What Is Dollar-Cost Averaging And Why Is It Bunk?

Dollar cost averaging (DCA) is a method of investing whereby you spend a fixed amount on a stock per month, regardless of price.

According to its proponents, which include School House Rock, this reduces your risk because you buy less of a stock when it’s high, and more when it’s low.

DCA was debunked, using scary equations, in,”A Note On The Subotimality of Dollar-Cost Averaging As An Investment Policy” published in the Journal of Financial and Quantitative Analysis in 1979 *. Comparing DCA to lump-sum, George Constantindies wrote, “Both investors face the same prospects irrespective of the composition of their endowment, and any claims of gambles on temporarily overpriced or underpriced prices are simply fallacious.”

Statistically, DCA underperforms lump-sum investing (aka, putting a buncha money in at once), as this calculator shows. An exercise by MSN Money found that DCA even underperforms putting in money at random intervals.
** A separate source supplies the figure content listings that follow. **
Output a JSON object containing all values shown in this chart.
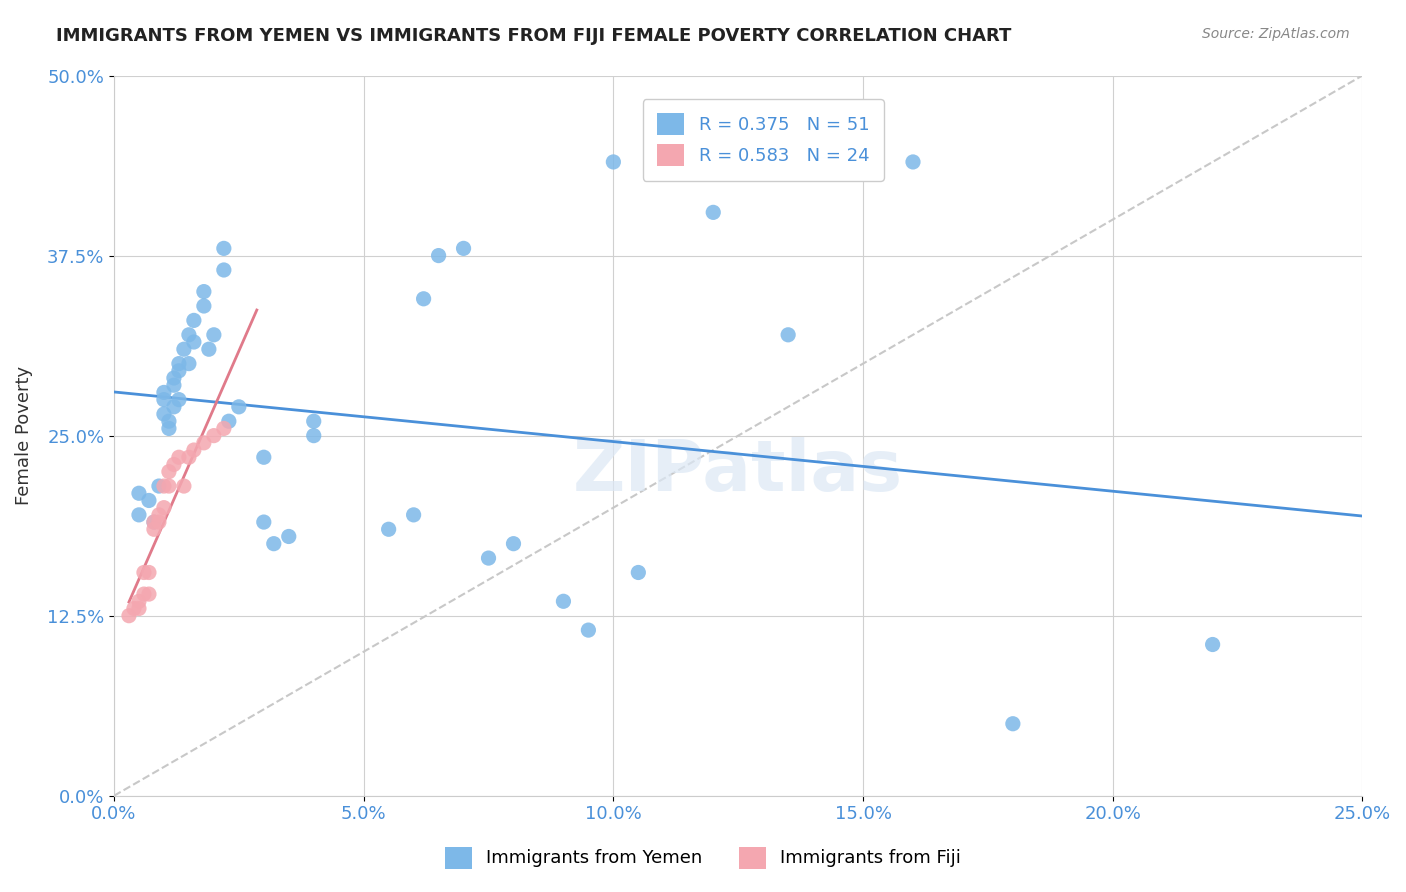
{
  "title": "IMMIGRANTS FROM YEMEN VS IMMIGRANTS FROM FIJI FEMALE POVERTY CORRELATION CHART",
  "source": "Source: ZipAtlas.com",
  "xlabel_ticks": [
    "0.0%",
    "5.0%",
    "10.0%",
    "15.0%",
    "20.0%",
    "25.0%"
  ],
  "ylabel_ticks": [
    "0.0%",
    "12.5%",
    "25.0%",
    "37.5%",
    "50.0%"
  ],
  "xlim": [
    0.0,
    0.25
  ],
  "ylim": [
    0.0,
    0.5
  ],
  "yemen_color": "#7db8e8",
  "fiji_color": "#f4a7b0",
  "yemen_R": 0.375,
  "yemen_N": 51,
  "fiji_R": 0.583,
  "fiji_N": 24,
  "yemen_line_color": "#4a90d9",
  "fiji_line_color": "#e07a8a",
  "diagonal_color": "#c8c8c8",
  "watermark": "ZIPatlas",
  "yemen_scatter_x": [
    0.005,
    0.005,
    0.007,
    0.008,
    0.009,
    0.01,
    0.01,
    0.01,
    0.011,
    0.011,
    0.012,
    0.012,
    0.012,
    0.013,
    0.013,
    0.013,
    0.014,
    0.015,
    0.015,
    0.016,
    0.016,
    0.018,
    0.018,
    0.019,
    0.02,
    0.022,
    0.022,
    0.023,
    0.025,
    0.03,
    0.03,
    0.032,
    0.035,
    0.04,
    0.04,
    0.055,
    0.06,
    0.062,
    0.065,
    0.07,
    0.075,
    0.08,
    0.09,
    0.095,
    0.1,
    0.105,
    0.12,
    0.135,
    0.16,
    0.18,
    0.22
  ],
  "yemen_scatter_y": [
    0.21,
    0.195,
    0.205,
    0.19,
    0.215,
    0.28,
    0.275,
    0.265,
    0.26,
    0.255,
    0.29,
    0.285,
    0.27,
    0.3,
    0.295,
    0.275,
    0.31,
    0.32,
    0.3,
    0.33,
    0.315,
    0.35,
    0.34,
    0.31,
    0.32,
    0.38,
    0.365,
    0.26,
    0.27,
    0.235,
    0.19,
    0.175,
    0.18,
    0.25,
    0.26,
    0.185,
    0.195,
    0.345,
    0.375,
    0.38,
    0.165,
    0.175,
    0.135,
    0.115,
    0.44,
    0.155,
    0.405,
    0.32,
    0.44,
    0.05,
    0.105
  ],
  "fiji_scatter_x": [
    0.003,
    0.004,
    0.005,
    0.005,
    0.006,
    0.006,
    0.007,
    0.007,
    0.008,
    0.008,
    0.009,
    0.009,
    0.01,
    0.01,
    0.011,
    0.011,
    0.012,
    0.013,
    0.014,
    0.015,
    0.016,
    0.018,
    0.02,
    0.022
  ],
  "fiji_scatter_y": [
    0.125,
    0.13,
    0.135,
    0.13,
    0.14,
    0.155,
    0.155,
    0.14,
    0.19,
    0.185,
    0.195,
    0.19,
    0.215,
    0.2,
    0.215,
    0.225,
    0.23,
    0.235,
    0.215,
    0.235,
    0.24,
    0.245,
    0.25,
    0.255
  ]
}
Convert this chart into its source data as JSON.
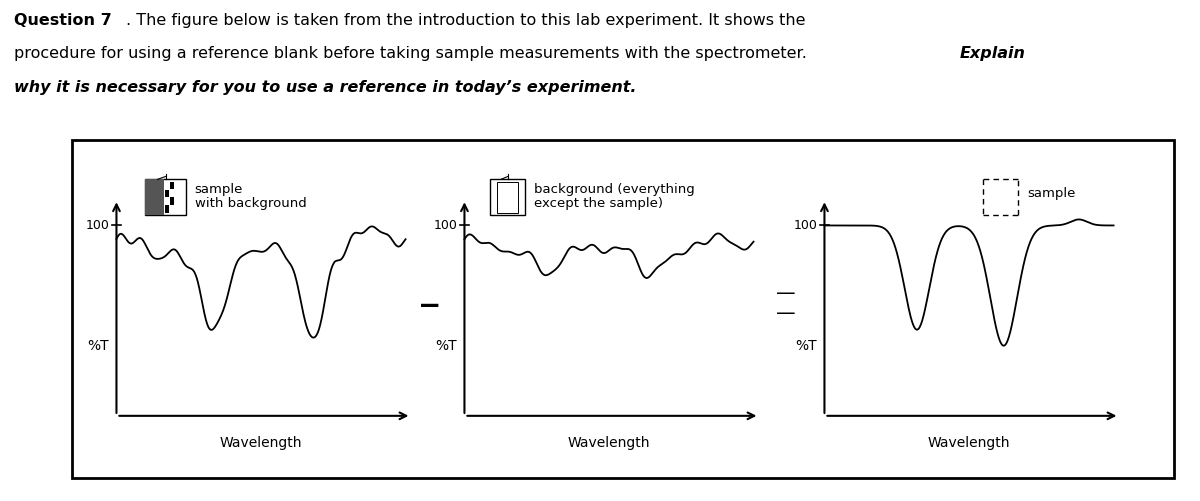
{
  "bg_color": "#ffffff",
  "panel1_label_line1": "sample",
  "panel1_label_line2": "with background",
  "panel2_label_line1": "background (everything",
  "panel2_label_line2": "except the sample)",
  "panel3_label": "sample",
  "ylabel": "%T",
  "xlabel": "Wavelength",
  "y100_label": "100"
}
Their rate of return was 9.8% for DCA, 10.5% by happenstance, and 11.7% with a lump-sum.

However, there is a method that fares even worse than DCA: not investing at all. — BEN POPKEN


* From A Note On The Subotimality of Dollar-Cost Averaging As An Investment Policy:

Where, then, does the intuitive rational of DCA fail? Its rationale is that the investor replaces one major gamble on a temporary shift of prices by a number of smaller gambles and thus diversifies risk. The fault of this argument is misrepresentation of the state of the world, before a decision is made. DCA implies than an investor with all his endowment in asset A is in some way different from an investor with all his endowment in asset B, but otherwise identical. DCA ignores the simple fact that the latter investor may costlessly convert his endowment from asset A to asset B before he considers the optimal investment decision. Both investors face the same prospects irrespective of the composition of their endowment, and any claims of gambles on temporarily overpriced or underpriced prices are simply fallacious. We do not claim that the investor should not incorporate in his optimal decision his beliefs on whether assets are overpriced or underpriced. What we do claim is that these beliefs lead to the same optimal portfolio irrespective of the composition of initial wealth.